Lord Exsil Vis had been very pleased by the information she’d given him.
She’d not told him the details, of course, but she assured him that she’d lead him into the castle herself once he proved himself trustworthy.
“And how do I do that, my dear?” he asked. At least he’s stopped calling me ‘girl’, she thought.
“Call my regiment into camp with your army. If there are no…incidents, then I’ll help you.”
His smile grew sharp. “If there were any…incidents, there’d be naught you could do about it.”

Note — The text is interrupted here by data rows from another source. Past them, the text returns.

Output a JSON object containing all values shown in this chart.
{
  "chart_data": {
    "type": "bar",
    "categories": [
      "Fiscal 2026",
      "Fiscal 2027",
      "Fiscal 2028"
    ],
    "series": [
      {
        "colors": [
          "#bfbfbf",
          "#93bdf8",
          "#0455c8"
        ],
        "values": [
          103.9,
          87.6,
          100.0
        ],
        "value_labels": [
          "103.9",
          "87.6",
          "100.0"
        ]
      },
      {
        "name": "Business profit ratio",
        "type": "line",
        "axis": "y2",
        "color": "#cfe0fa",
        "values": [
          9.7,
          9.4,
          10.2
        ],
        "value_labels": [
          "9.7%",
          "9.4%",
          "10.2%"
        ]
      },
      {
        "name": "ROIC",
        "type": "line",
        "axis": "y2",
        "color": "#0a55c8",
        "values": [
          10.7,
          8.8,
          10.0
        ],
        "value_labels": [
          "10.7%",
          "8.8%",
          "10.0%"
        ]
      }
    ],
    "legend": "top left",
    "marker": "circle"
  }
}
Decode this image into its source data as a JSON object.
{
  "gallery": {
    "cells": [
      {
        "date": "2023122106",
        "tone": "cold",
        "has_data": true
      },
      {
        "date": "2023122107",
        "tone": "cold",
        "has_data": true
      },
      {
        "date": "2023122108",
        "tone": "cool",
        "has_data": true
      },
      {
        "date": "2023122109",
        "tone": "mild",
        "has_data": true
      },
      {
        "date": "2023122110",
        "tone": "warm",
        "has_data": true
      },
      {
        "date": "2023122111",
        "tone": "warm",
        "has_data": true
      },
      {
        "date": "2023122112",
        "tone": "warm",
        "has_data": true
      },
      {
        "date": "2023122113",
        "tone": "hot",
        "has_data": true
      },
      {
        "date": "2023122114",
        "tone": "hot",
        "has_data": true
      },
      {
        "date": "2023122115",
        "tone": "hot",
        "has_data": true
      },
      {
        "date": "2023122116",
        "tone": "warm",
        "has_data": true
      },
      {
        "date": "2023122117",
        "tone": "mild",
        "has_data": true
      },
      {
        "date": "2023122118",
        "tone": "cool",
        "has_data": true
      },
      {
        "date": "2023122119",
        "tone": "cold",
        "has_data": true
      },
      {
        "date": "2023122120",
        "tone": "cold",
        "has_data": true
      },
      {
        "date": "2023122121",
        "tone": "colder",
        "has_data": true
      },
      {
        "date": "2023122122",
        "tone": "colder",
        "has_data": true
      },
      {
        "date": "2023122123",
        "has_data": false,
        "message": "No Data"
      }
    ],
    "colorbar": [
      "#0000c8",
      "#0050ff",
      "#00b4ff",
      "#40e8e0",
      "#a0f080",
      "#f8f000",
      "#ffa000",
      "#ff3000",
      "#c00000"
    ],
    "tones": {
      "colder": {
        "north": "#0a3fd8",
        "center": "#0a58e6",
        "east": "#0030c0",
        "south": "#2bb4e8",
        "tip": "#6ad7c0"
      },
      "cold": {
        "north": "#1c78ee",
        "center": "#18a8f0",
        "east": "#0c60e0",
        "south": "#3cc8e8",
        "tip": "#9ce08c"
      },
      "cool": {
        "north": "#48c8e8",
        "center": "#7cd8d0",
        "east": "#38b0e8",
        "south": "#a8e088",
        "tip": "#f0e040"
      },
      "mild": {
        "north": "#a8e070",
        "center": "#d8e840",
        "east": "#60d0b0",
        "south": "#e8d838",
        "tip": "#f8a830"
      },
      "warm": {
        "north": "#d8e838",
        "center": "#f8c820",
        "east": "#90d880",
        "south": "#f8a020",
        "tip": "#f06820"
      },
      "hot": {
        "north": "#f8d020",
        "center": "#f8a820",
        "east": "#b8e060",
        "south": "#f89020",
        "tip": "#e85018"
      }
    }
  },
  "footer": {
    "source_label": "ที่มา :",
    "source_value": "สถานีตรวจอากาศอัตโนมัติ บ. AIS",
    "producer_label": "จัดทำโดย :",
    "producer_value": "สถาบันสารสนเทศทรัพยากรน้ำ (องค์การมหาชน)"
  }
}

Her gaze didn’t waver from his face. “Never underestimate a cornered bellica, my lord.”
“I never have,” he said, and she remembered with a chill how her mother had died. “Jason!” he barked to one of his officers then, and Yarrow fought the impulse to jump. “Get Bellica Yarrow’s regiment in town. Make sure the men know that they are our allies and not to be harmed.” Lord Exsil Vis’ eyes never left Yarrow’s face. “Does that suit?”
“Yes, my lord. Thank you.” She smiled, trying to calm the wild beating of her heart.
“Good. Now let us discuss timing.”
Yarrow suggested they wait four days, ostensibly to weaken the castle further in the siege, but really she wanted time to prepare herself and to try and get messages to certain people. Exsil Vis wanted to attack right away. She got him to agree to wait until after midnight on the 16th, to give her women a chance to rest from their long time on the road.
Soon after they were finished making plans and Lord Exsil Vis had told her to enjoy the hospitality of his camp, her regiment rode into town. She made eye contact with Jules from across the camp, and his brief glance told her that her women knew what to do.
Thank the Goddesses.
Lord Exsil Vis was shouting at someone to set a table for Yarrow and her officers; she didn’t show it, but the smell of roasting meat nauseated her. Her eyes scanned the camp, and again were drawn back to the large tent at the end, which she was sure was a seraglio. I wonder if anyone useful is in it.
Exsil Vis’ voice and an arm around her shoulders brought her back to herself. “I’ve cleared a tent for you to bunk in, my dear,” and he pointed to a tent smaller than his but larger than the others, not too far away. “Your men will have to bunk down with mine, but their leader should have her own tent, eh?”
“Thank you, my lord,” she said pleasantly even as she was inwardly frowning at the strange turn of phrase. But accurate, I suppose – there truly are no women in his army.
Glancing back to her regiment and the women in it, she saw how Lord Exsil Vis’ men reacted to the female presence. And she thought of the seraglio.
Two days. That’s it.
Two days. And then the real battle begins.